To actually consume that much candy, every man, woman, and child in the country would have to eat almost 8 pounds of candy each! Ick. If you ate 8 pounds of candy bars that would be about 17,000 calories, 806g of fat, and 1,814g of sugar!

It is okay to indulge a bit on Halloween, but for many parents the idea of that much sugar is scarier than any zombie costume! However, it can also be hard to throw that much candy away when you know lots of money has been spent on it. So what is a parent to do?

To get some help, we’ve asked for some ideas from our parents at Utah Valley Pediatrics on healthy alternatives for trick-or-treaters that won’t cause a mutiny. One parent pointed out that many of these are also great for kids who have food allergies!

Thanks to everybody who sent in their wonderful ideas!

Healthy Ideas

School Supplies: By the end of October most kids will have already bitten the erasers off all their pencils. New Halloween pencils and erasers are a great way to freshen up their dreary pencil boxes.

Stickers: We don’t know what it is about stickers, but kids love them. Find some spooky stickers and let trick-or-treaters pick their favorites.

Water Bottles: One clever idea was to hand out small bottles of water for those thirsty trick-or-treaters. We also found these super cute Halloween water bottle labels you can print out for them!

Small toys: Things like spider rings, whistles, bouncy balls, sticky hands, stamps, bubbles, vampire teeth, silly bands, and other novelty toys can be inexpensive and fun. Some online stores have great deals.

Glow Sticks: A favorite was glow sticks. You can buy them in packs of 10 or 15 at many of the dollar discount stores or online. Kids go crazy for them! And it also has the added benefit of making the kids easier to see in the dark!

Healthier Snacks: Boxes of raisins, bags of unpopped popcorn, or packets of sunflower seeds are a great alternative to candy. Look for Halloween-themed snacks items like pretzels. Although they aren’t exactly “healthy” they sure beat candy corn.

Craft items: Kids love to create. Make it easy by giving out crayons, paints, or those cute little foam stickers.

Wondering what to do with the candy your kids get?

At the end of the night, if you are a bit overwhelmed by the stash of candy your kids have brought home, here are some things you can do with all that candy.

  • Save it for Christmas and use it to decorate gingerbread houses.
  • Donate it to a local food bank, but call first to make sure they accept it.
  • Give it to the troops! Some dentist offices offer a candy-buy-back program where they “buy” candy back with money, coupons, or raffle tickets. The candy is then shipped overseas to the troops in care packages.
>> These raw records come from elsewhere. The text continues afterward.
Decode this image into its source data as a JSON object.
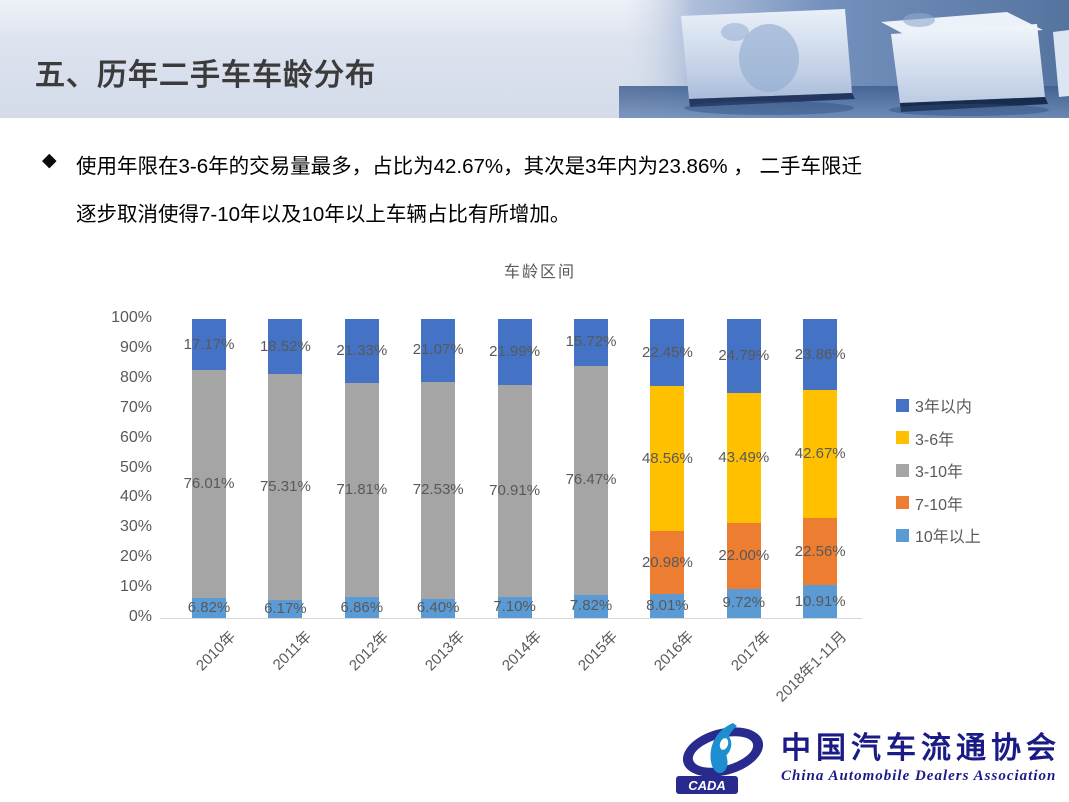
{
  "slide": {
    "header": {
      "title": "五、历年二手车车龄分布"
    },
    "bullet": {
      "marker": "◆",
      "lines": [
        "使用年限在3-6年的交易量最多，占比为42.67%，其次是3年内为23.86% ， 二手车限迁",
        "逐步取消使得7-10年以及10年以上车辆占比有所增加。"
      ]
    },
    "footer_logo": {
      "abbr": "CADA",
      "cn": "中国汽车流通协会",
      "en": "China Automobile Dealers Association"
    }
  },
  "chart_data": {
    "type": "bar",
    "stacked": true,
    "title": "车龄区间",
    "categories": [
      "2010年",
      "2011年",
      "2012年",
      "2013年",
      "2014年",
      "2015年",
      "2016年",
      "2017年",
      "2018年1-11月"
    ],
    "series": [
      {
        "name": "3年以内",
        "color": "#4472C4",
        "values": [
          17.17,
          18.52,
          21.33,
          21.07,
          21.99,
          15.72,
          22.45,
          24.79,
          23.86
        ]
      },
      {
        "name": "3-6年",
        "color": "#FFC000",
        "values": [
          null,
          null,
          null,
          null,
          null,
          null,
          48.56,
          43.49,
          42.67
        ]
      },
      {
        "name": "3-10年",
        "color": "#A5A5A5",
        "values": [
          76.01,
          75.31,
          71.81,
          72.53,
          70.91,
          76.47,
          null,
          null,
          null
        ]
      },
      {
        "name": "7-10年",
        "color": "#ED7D31",
        "values": [
          null,
          null,
          null,
          null,
          null,
          null,
          20.98,
          22.0,
          22.56
        ]
      },
      {
        "name": "10年以上",
        "color": "#5B9BD5",
        "values": [
          6.82,
          6.17,
          6.86,
          6.4,
          7.1,
          7.82,
          8.01,
          9.72,
          10.91
        ]
      }
    ],
    "stack_order_bottom_to_top": [
      "10年以上",
      "7-10年",
      "3-10年",
      "3-6年",
      "3年以内"
    ],
    "legend_order": [
      "3年以内",
      "3-6年",
      "3-10年",
      "7-10年",
      "10年以上"
    ],
    "legend_position": "right",
    "ylim": [
      0,
      100
    ],
    "ytick_step": 10,
    "ytick_suffix": "%",
    "grid": false,
    "data_label_decimals": 2,
    "data_label_suffix": "%",
    "text_color": "#595959"
  }
}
To find out which dentists in your area are involved visit Or you can offer to let your kids trade in their candy for a toy or activity they have been wanting and then mail in the candy yourself.
  • Make an advent calendar chain by rolling up the pieces of candy in cellophane wrap and then tie Christmas ribbon around each piece of candy. In December enjoy one piece a day as you countdown to Christmas.
  • Some families have a “Great Pumpkin” or “Candy Fairy” who takes their candy and switches it for a present. The kids pick out a reasonable number of pieces from their haul and the rest is let outside for the Great Pumpkin to take away Halloween night.
  • Pick out candy with a long-shelf life and use it in your emergency kits.
  • Use the candy to make candy bouquets and donate them to a retirement home.